Peter confirms that first aid courses are run regularly and every department has at least one qualified first aider.
"In terms of the environment, we have recently added bird and bat boxes in various areas around the training ground in conjunction with the Canal & Rivers Trust. With a canal running down the side of the training ground, they are regularly doing work and, when approached by the Trust to place these bat and bird boxes, it was something I was keen to help with! Also, wildflower planting is something I have put to the club to help improve various areas of both Deepdale and our training ground and, hopefully, this is something that will be carried out in the near future."
"I consider our industry to be very rewarding and also very frustrating at times. I feel more work needs to be done to improve salaries and also working conditions. I also feel that the pitch is up there with the players in terms of importance and that a minimum requirement should be brought in for each level of the football pyramid you play at, especially lower down the leagues you go."
"Some groundsmen are fighting a daily battle to just start a mower or get some linemarking paint. As an industry, I feel strict rules should be brought in to set standards that give every groundsman a chance in his daily tasks."
"I have never met a groundsman who wants a poor pitch and just a little could make a massive improvement to their daily tasks. A minimum budget could be set so as to ensure even the smallest and poorest clubs have machinery and facilities available to them to help produce the best possible surfaces. Even in the lower leagues, players wages are high and I feel it should and could be stretched to include a minimum requirement. This should improve at every level you climb, as and when the club advances - similar to how a stadium has to improve the higher you climb up the leagues."
"I feel passionate about my industry and it frustrates me when someone comments on the state of a pitch without knowing the truth about what goes on behind the scenes. This includes players, the public, commentators and some groundstaff. Given the right backing, I feel every Football League pitch could have a surface to be proud of."

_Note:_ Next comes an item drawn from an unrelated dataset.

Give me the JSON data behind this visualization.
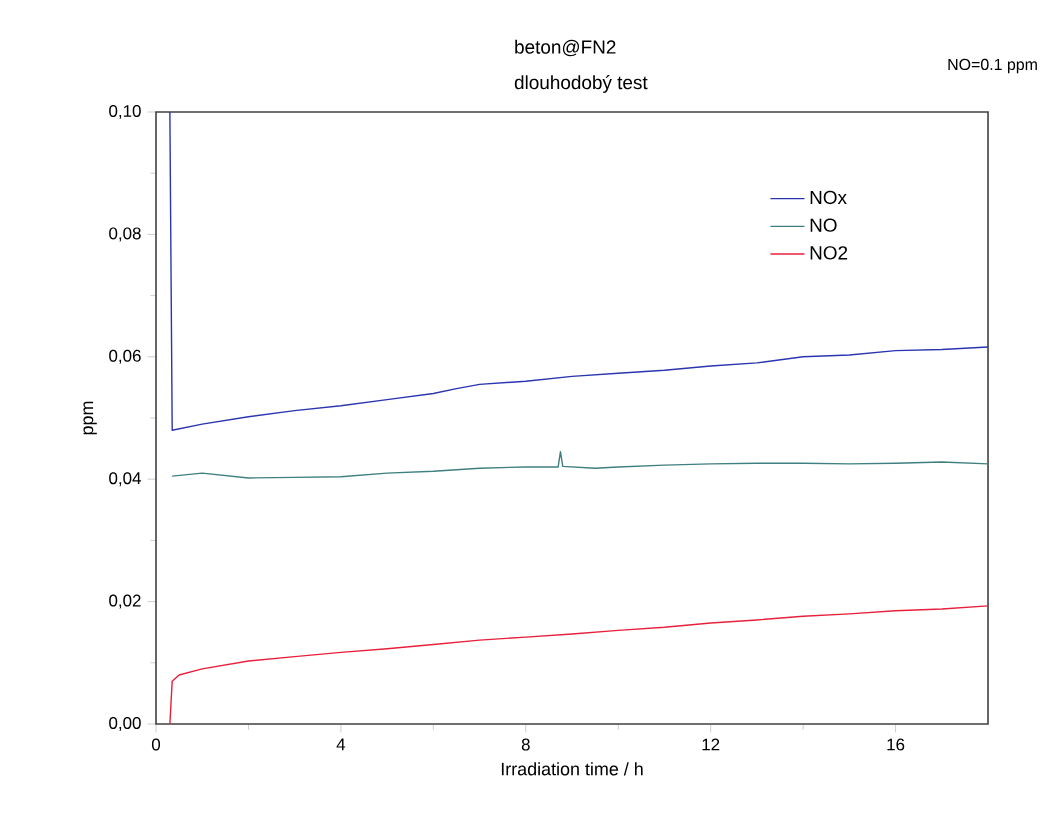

"I was lucky to receive the Groundsman of the Year award for League One last season and I put this down to having hardworking, dedicated staff, plus a club that helped support me after one of the hardest seasons I had ever had the season before. It was an experience I will never forget and one which is a good example of people commenting without knowing the facts."
"Luckily, last season was the complete opposite, and I put this down to every component of a club working together; the manager respecting the pitch, the club providing the resources for me to carry out our daily tasks and, finally, a team of groundstaff who work hard and who are proud to produce pitches to the highest possible standards. Add these ingredients together and the results are the best pitches we have ever had in my time as head groundsman."
What's in the shed?
Dennis G860s x 4
Rotary mowers x 4
Charterhouse Verti-Drain 7215
Trimax tractor mounted rotary mower
Iseki compact tractor
New Holland TC27 tractor
Landquip boom sprayer
Tractor mounted fertiliser spreader
Everris pedestrian fertiliser spreader
"Machinery has been mainly purchased through Campey Turf Care and is generally purchased over 3/5 years repayments.
We like to try out various machines to get an idea on what is available and visit trade shows and demo days to try and stay on top of what is out there.
Machinery, such as the new Air 2G2 machine, has been hired in to use on the pitches. A local company is used to service machinery and any other maintenance that can't be be carried out in house.
Top of the wish list would be more lighting rigs and also underground heating at Deepdale, closely followed by similar at the training ground."